Émilie resta un moment silencieuse. Elle releva bientôt la tête, regarda son père, et lui dit avec une sorte d’inquiétude : — Est-ce que les Longueville ?…

— Sont éteints en la personne du vieux duc de Rostein-Limbourg, qui a péri sur l’échafaud en 1793. Il était le dernier rejeton de la dernière branche cadette.

— Mais, mon père, il y a de fort bonnes maisons issues de bâtards. L’histoire de France fourmille de princes qui mettaient des barres à leur écu.

— Tes idées ont bien changé, dit le vieux gentilhomme en souriant.

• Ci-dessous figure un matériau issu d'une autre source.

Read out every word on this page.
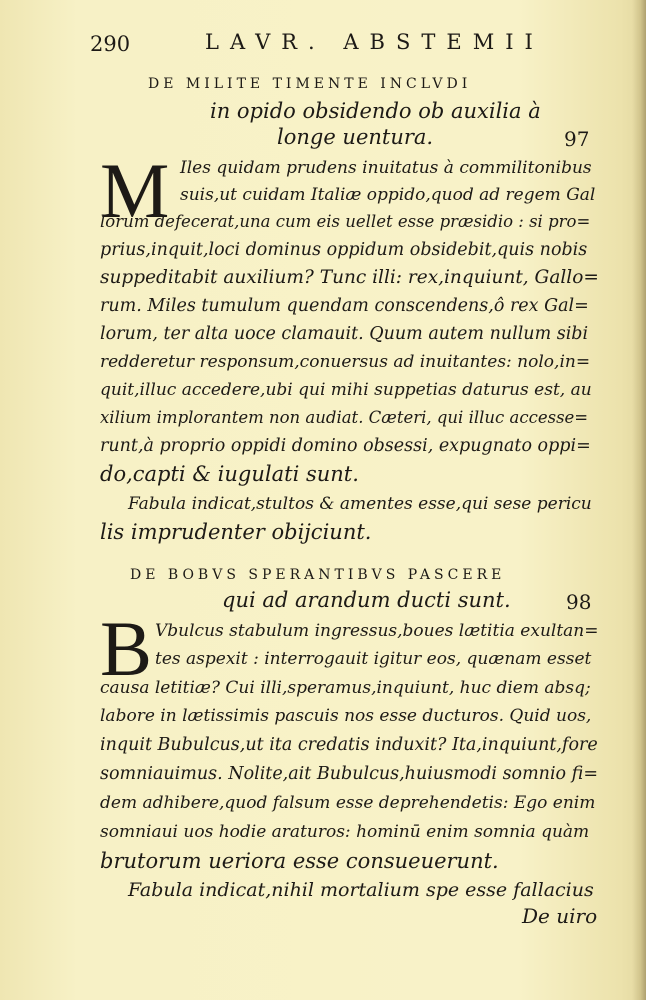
290	LAVR. ABSTEMII
DE MILITE TIMENTE INCLVDI
in opido obsidendo ob auxilia à
longe uentura.	97
M Iles quidam prudens inuitatus à commilitonibus
suis,ut cuidam Italiæ oppido,quod ad regem Gal
lorum defecerat,una cum eis uellet esse præsidio : si pro=
prius,inquit,loci dominus oppidum obsidebit,quis nobis
suppeditabit auxilium? Tunc illi: rex,inquiunt, Gallo=
rum. Miles tumulum quendam conscendens,ô rex Gal=
lorum, ter alta uoce clamauit. Quum autem nullum sibi
redderetur responsum,conuersus ad inuitantes: nolo,in=
quit,illuc accedere,ubi qui mihi suppetias daturus est, au
xilium implorantem non audiat. Cæteri, qui illuc accesse=
runt,à proprio oppidi domino obsessi, expugnato oppi=
do,capti & iugulati sunt.
Fabula indicat,stultos & amentes esse,qui sese pericu
lis imprudenter obijciunt.
DE BOBVS SPERANTIBVS PASCERE
qui ad arandum ducti sunt.	98
B Vbulcus stabulum ingressus,boues lætitia exultan=
tes aspexit : interrogauit igitur eos, quænam esset
causa letitiæ? Cui illi,speramus,inquiunt, huc diem absq;
labore in lætissimis pascuis nos esse ducturos. Quid uos,
inquit Bubulcus,ut ita credatis induxit? Ita,inquiunt,fore
somniauimus. Nolite,ait Bubulcus,huiusmodi somnio fi=
dem adhibere,quod falsum esse deprehendetis: Ego enim
somniaui uos hodie araturos: hominū enim somnia quàm
brutorum ueriora esse consueuerunt.
Fabula indicat,nihil mortalium spe esse fallacius
De uiro
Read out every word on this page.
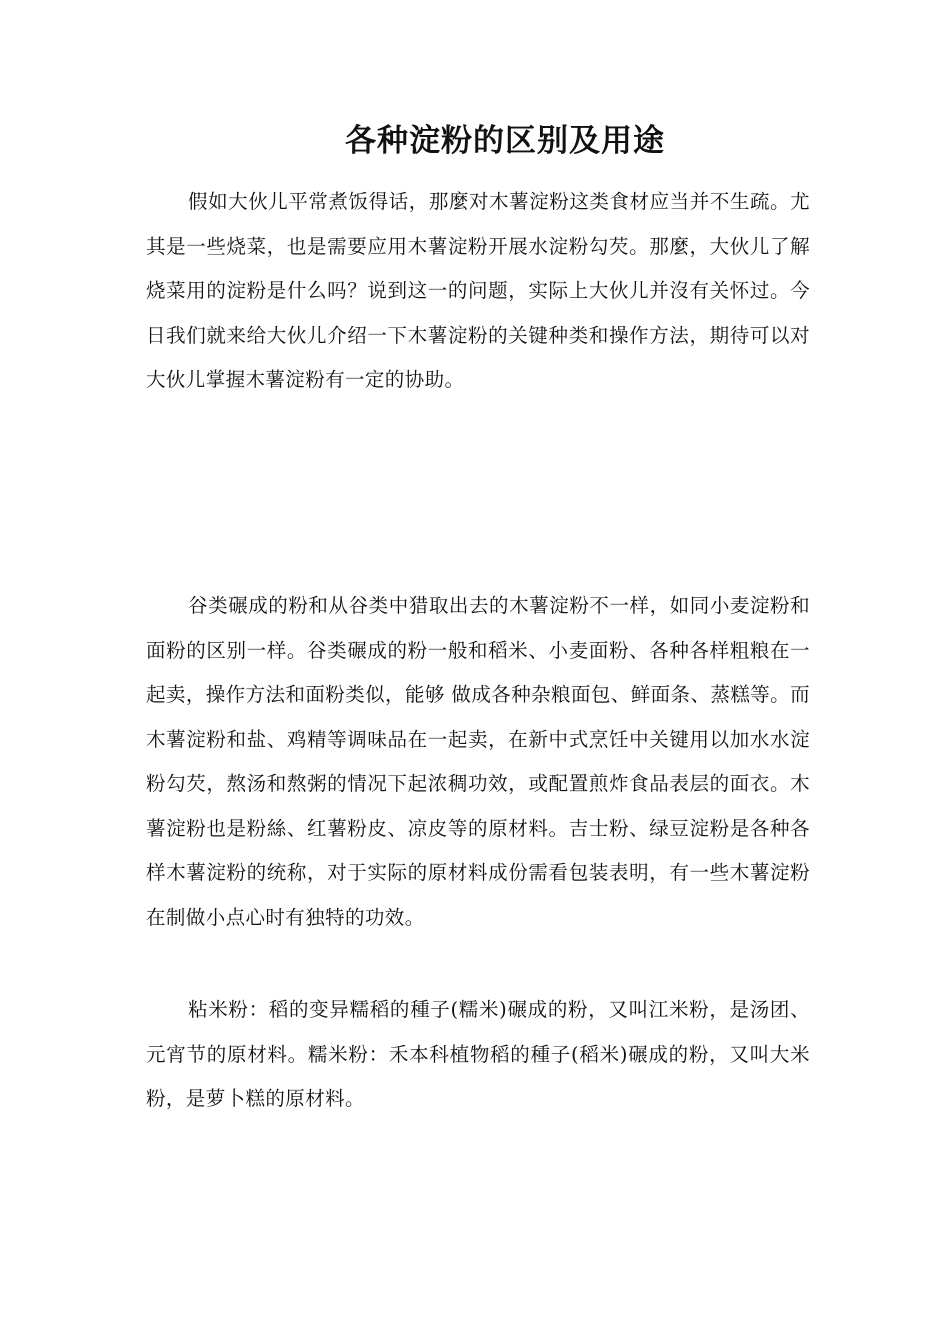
各种淀粉的区别及用途

假如大伙儿平常煮饭得话，那麼对木薯淀粉这类食材应当并不生疏。尤其是一些烧菜，也是需要应用木薯淀粉开展水淀粉勾芡。那麼，大伙儿了解烧菜用的淀粉是什么吗？说到这一的问题，实际上大伙儿并沒有关怀过。今日我们就来给大伙儿介绍一下木薯淀粉的关键种类和操作方法，期待可以对大伙儿掌握木薯淀粉有一定的协助。

谷类碾成的粉和从谷类中猎取出去的木薯淀粉不一样，如同小麦淀粉和面粉的区别一样。谷类碾成的粉一般和稻米、小麦面粉、各种各样粗粮在一起卖，操作方法和面粉类似，能够 做成各种杂粮面包、鲜面条、蒸糕等。而木薯淀粉和盐、鸡精等调味品在一起卖，在新中式烹饪中关键用以加水水淀粉勾芡，熬汤和熬粥的情况下起浓稠功效，或配置煎炸食品表层的面衣。木薯淀粉也是粉絲、红薯粉皮、凉皮等的原材料。吉士粉、绿豆淀粉是各种各样木薯淀粉的统称，对于实际的原材料成份需看包装表明，有一些木薯淀粉在制做小点心时有独特的功效。

粘米粉：稻的变异糯稻的種子(糯米)碾成的粉，又叫江米粉，是汤团、元宵节的原材料。糯米粉：禾本科植物稻的種子(稻米)碾成的粉，又叫大米粉，是萝卜糕的原材料。
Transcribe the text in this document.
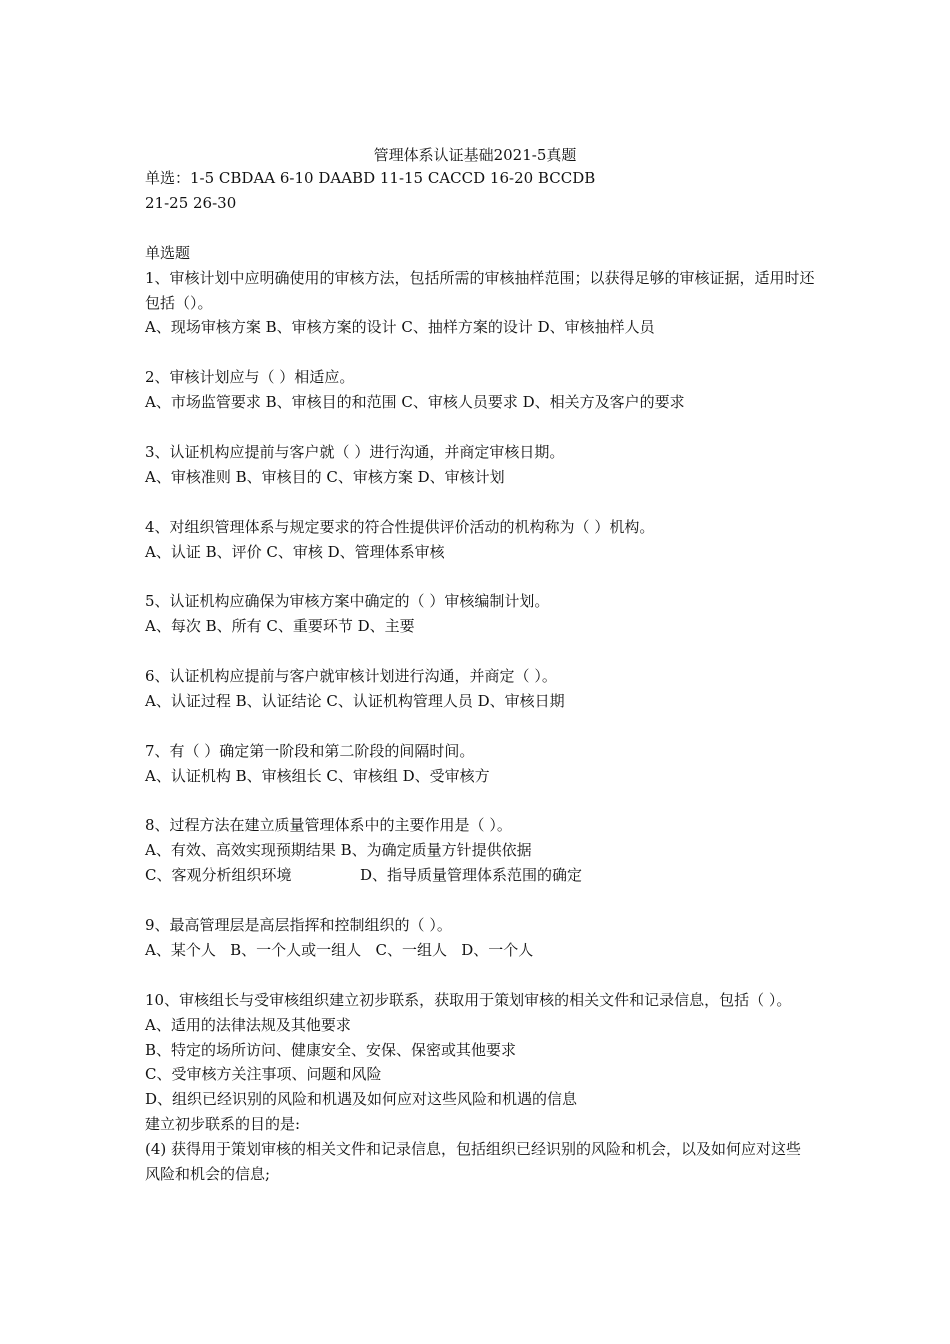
管理体系认证基础2021-5真题
单选：1-5 CBDAA 6-10 DAABD 11-15 CACCD 16-20 BCCDB
21-25 26-30
单选题
1、审核计划中应明确使用的审核方法，包括所需的审核抽样范围；以获得足够的审核证据，适用时还包括（）。
A、现场审核方案 B、审核方案的设计 C、抽样方案的设计 D、审核抽样人员
2、审核计划应与（ ）相适应。
A、市场监管要求 B、审核目的和范围 C、审核人员要求 D、相关方及客户的要求
3、认证机构应提前与客户就（ ）进行沟通，并商定审核日期。
A、审核准则 B、审核目的 C、审核方案 D、审核计划
4、对组织管理体系与规定要求的符合性提供评价活动的机构称为（ ）机构。
A、认证 B、评价 C、审核 D、管理体系审核
5、认证机构应确保为审核方案中确定的（ ）审核编制计划。
A、每次 B、所有 C、重要环节 D、主要
6、认证机构应提前与客户就审核计划进行沟通，并商定（ ）。
A、认证过程 B、认证结论 C、认证机构管理人员 D、审核日期
7、有（ ）确定第一阶段和第二阶段的间隔时间。
A、认证机构 B、审核组长 C、审核组 D、受审核方
8、过程方法在建立质量管理体系中的主要作用是（ ）。
A、有效、高效实现预期结果 B、为确定质量方针提供依据
C、客观分析组织环境	D、指导质量管理体系范围的确定
9、最高管理层是高层指挥和控制组织的（ ）。
A、某个人   B、一个人或一组人   C、一组人   D、一个人
10、审核组长与受审核组织建立初步联系，获取用于策划审核的相关文件和记录信息，包括（ ）。
A、适用的法律法规及其他要求
B、特定的场所访问、健康安全、安保、保密或其他要求
C、受审核方关注事项、问题和风险
D、组织已经识别的风险和机遇及如何应对这些风险和机遇的信息
建立初步联系的目的是:
(4) 获得用于策划审核的相关文件和记录信息，包括组织已经识别的风险和机会，以及如何应对这些风险和机会的信息;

Le lendemain était le dernier jour que la famille Fontaine dût passer au pavillon Planat. Émilie, que l’avis de son père avait fortement inquiétée, attendit avec une vive impatience l’heure à laquelle le jeune Longueville avait l’habitude de venir, afin d’obtenir de lui une explication. Elle sortit après le dîner et alla se promener seule dans le parc en se dirigeant vers le bosquet aux confidences où elle savait que l’empressé jeune homme la chercherait ; et tout en courant, elle songeait à la meilleure manière de surprendre, sans se compromettre, un secret si important : chose assez difficile ! Jusqu’à présent, aucun aveu direct n’avait sanctionné le sentiment qui l’unissait à cet inconnu. Elle avait secrètement joui, comme Maximilien, de la douceur d’un premier amour ; mais aussi fiers l’un que l’autre, il semblait que chacun d’eux craignît d’avouer qu’il aimât.